Setting and study design
The Human Research Ethics Committee of the Faculty of Medicine, Ramathibodi Hospital, Mahidol University, COA. MURA2021/1063, approved the study protocol. We conducted a cross-sectional telephone survey about vaccine hesitancy among caregivers of older patients in a geriatric clinic, Ramathibodi hospital which provides a tertiary care for older patients. The hospital database was used to retrieve the names of 318 dependent patients aged 60 and up who visited a geriatric clinic in the past two years. The dependent patients were defined by elderly who had physical and mental dependence and cognitive impairment. Thus, 318 caregivers of the dependent patients who identified themselves as patients' representatives and were responsible for making COVID-19 vaccination decisions for the patients under their care were contacted and asked to take part in this study. All participants, on the other hand, provided verbal informed consent, which was recorded according to the verbal informed consent protocol approved by the Human Research Ethics Committee of the Faculty of Medicine, Ramathibodi Hospital, Mahidol University. We did not obtain written informed consent because we conducted a telephone survey and it was inconvenient for participants to sign written informed consent forms and handle documents during the pandemic. The agreed-upon participants were interviewed by a trained interviewer. The survey was performed over the phone from June 20 to July 25, 2021. The study was conducted according to the Declaration of Helsinki and Good Clinical Practice guidelines. [20, 21]
Questionnaire
The questionnaire used in this study was developed after a review of the literature [22-34] and consensus among the experts including the psychiatrists and geriatricians. The questionnaire was structured into 5 sections, including caregiver sociodemographic data, patient sociodemographic data, medical history, COVID-19 pandemic-related information, and COVID-19 vaccine-related information. A pilot sample (n = 10) was used to improve the language and clarity of expression of the survey items. The pilot sample's data was not used in any subsequent analysis. The final version of the questionnaire required 30-45 minutes to complete on average. The questionnaire was originally developed in the Thai language.
Caregiver sociodemographic characteristics
Participants were asked about their sociodemographic information, including age, gender, marital status, education, relation with patient, employment status, monthly income, income loss due to COVID-19, and vaccination history including influenza, pneumococcal, zoster, and diphtheria-tetanus-pertussis (DTP) vaccines.
Patient sociodemographic characteristics and medical history
The sociodemographic characteristics of the patients were collected similar to the caregivers. In addition, participants were asked to report patients' medical history, including their body mass index (BMI), ambulation, hearing problem, visual problem, history of smoking and alcohol drinking, food and drug allergy, underlying diseases, cognitive complaint, hospitalization in the previous year, and overall health perception.

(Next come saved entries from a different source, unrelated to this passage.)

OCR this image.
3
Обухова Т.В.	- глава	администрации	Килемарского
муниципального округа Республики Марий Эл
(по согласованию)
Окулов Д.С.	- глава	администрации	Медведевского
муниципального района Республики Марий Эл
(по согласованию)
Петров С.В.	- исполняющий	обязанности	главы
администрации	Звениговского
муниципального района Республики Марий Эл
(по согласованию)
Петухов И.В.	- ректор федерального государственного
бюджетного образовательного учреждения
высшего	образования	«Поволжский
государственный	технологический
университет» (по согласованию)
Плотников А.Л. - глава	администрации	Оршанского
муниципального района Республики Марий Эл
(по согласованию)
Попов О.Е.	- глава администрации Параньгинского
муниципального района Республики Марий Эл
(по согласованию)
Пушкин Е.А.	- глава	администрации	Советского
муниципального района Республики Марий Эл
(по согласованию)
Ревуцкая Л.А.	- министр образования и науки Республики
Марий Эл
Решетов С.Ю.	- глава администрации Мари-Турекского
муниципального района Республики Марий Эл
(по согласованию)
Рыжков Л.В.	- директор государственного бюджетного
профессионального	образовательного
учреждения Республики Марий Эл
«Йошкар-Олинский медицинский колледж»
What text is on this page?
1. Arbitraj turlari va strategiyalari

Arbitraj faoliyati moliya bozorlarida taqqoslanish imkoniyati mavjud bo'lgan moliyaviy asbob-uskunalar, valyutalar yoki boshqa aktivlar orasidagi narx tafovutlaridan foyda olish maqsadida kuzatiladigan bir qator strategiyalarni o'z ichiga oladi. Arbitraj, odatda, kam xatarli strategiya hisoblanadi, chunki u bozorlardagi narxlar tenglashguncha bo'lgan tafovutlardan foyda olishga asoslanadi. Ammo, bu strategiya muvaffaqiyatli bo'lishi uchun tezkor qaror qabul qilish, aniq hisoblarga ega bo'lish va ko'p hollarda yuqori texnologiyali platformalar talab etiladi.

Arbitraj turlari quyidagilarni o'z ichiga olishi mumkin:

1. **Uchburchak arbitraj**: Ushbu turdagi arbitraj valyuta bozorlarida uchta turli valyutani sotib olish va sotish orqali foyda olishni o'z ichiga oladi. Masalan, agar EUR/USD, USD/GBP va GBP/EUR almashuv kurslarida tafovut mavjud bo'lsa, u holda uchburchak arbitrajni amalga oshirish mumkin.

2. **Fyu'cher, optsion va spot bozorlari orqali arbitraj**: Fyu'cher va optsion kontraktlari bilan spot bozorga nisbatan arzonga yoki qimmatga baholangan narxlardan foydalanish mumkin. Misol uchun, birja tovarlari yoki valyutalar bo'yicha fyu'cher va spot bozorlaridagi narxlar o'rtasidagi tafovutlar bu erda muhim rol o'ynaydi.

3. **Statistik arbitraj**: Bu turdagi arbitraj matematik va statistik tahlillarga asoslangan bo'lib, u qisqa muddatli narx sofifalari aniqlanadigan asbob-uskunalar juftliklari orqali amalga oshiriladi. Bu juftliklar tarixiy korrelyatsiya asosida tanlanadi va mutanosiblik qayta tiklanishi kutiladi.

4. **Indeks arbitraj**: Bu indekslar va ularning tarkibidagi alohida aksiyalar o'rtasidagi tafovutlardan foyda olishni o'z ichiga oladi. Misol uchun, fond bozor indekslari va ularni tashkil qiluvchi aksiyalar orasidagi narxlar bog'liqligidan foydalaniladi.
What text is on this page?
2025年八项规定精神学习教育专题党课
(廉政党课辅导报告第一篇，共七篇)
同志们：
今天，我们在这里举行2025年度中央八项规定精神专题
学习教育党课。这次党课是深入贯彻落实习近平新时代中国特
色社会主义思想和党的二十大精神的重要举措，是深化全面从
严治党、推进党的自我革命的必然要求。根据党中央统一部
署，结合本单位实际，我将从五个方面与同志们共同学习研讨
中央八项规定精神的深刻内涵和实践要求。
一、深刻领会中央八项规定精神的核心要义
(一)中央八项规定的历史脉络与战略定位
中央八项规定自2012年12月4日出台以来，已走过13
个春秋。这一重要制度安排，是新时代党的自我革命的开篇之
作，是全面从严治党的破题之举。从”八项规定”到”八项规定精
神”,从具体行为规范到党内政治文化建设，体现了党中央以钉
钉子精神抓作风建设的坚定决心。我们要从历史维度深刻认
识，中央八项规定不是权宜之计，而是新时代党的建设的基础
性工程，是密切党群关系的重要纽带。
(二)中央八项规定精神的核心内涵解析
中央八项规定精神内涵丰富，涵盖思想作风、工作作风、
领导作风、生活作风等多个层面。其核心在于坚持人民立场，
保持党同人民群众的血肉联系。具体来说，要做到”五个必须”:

COVID-19 pandemic-related information
Participants were questioned on their general knowledge about COVID-19, the primary source of information regarding COVID-19, confidence in government and public health agency information about COVID-19, confidence in Thailand's healthcare system's capability to care for COVID-19 patients, measurements from the government to control COVID-19 infection, risk of getting COVID-19 infection, self-perception to develop severe COVID-19 infection and attitude towards social distancing, and intention to get COVID-19 vaccination.
COVID-19 vaccine-related information
Participants were questioned about their hesitations towards administering the COVID-19 vaccine to patients who were under their care. They were asked if they knew people who developed a severe reaction to the COVID-19 vaccine, had an intention to get COVID-19 vaccination, had already received the COVID-19 vaccination, wanted the patients to be vaccinated for COVID-19, and thought the manufacturer of the COVID-19 vaccine influenced their decision to let the patients get vaccinated. Participants were also asked whether they still wanted the patients to get vaccinated if the patients were offered vaccines from the manufacturer they had never expected before. Those who were hesitant to allow their patients to acquire the COVID-19 vaccines were questioned why they were hesitant. Furthermore, every participant was asked why they were willing to immunize the older adults with COVID-19 vaccines.
Statistical analysis
The number and percentage of patients were used to summarize nominal data, such as the presence of underlying disorders. Based on the normality of the distribution, continuous variables, such as age, were summarized as mean, standard deviation (SD). For categorical variables, a Chi-square test or Fisher's test was used, and for continuous variables, an independent t-test was used. Binary logistic regression was used to investigate the influencing factors. Only statistically significant factors from the univariable logistic regression model were analyzed further in the multivariable logistic regression model. SPSS 26.0 (IBM Corp., Armonk, NY, USA) for Windows was used for all statistical analysis. Statistical significance was defined as a p-value of less than 0.05.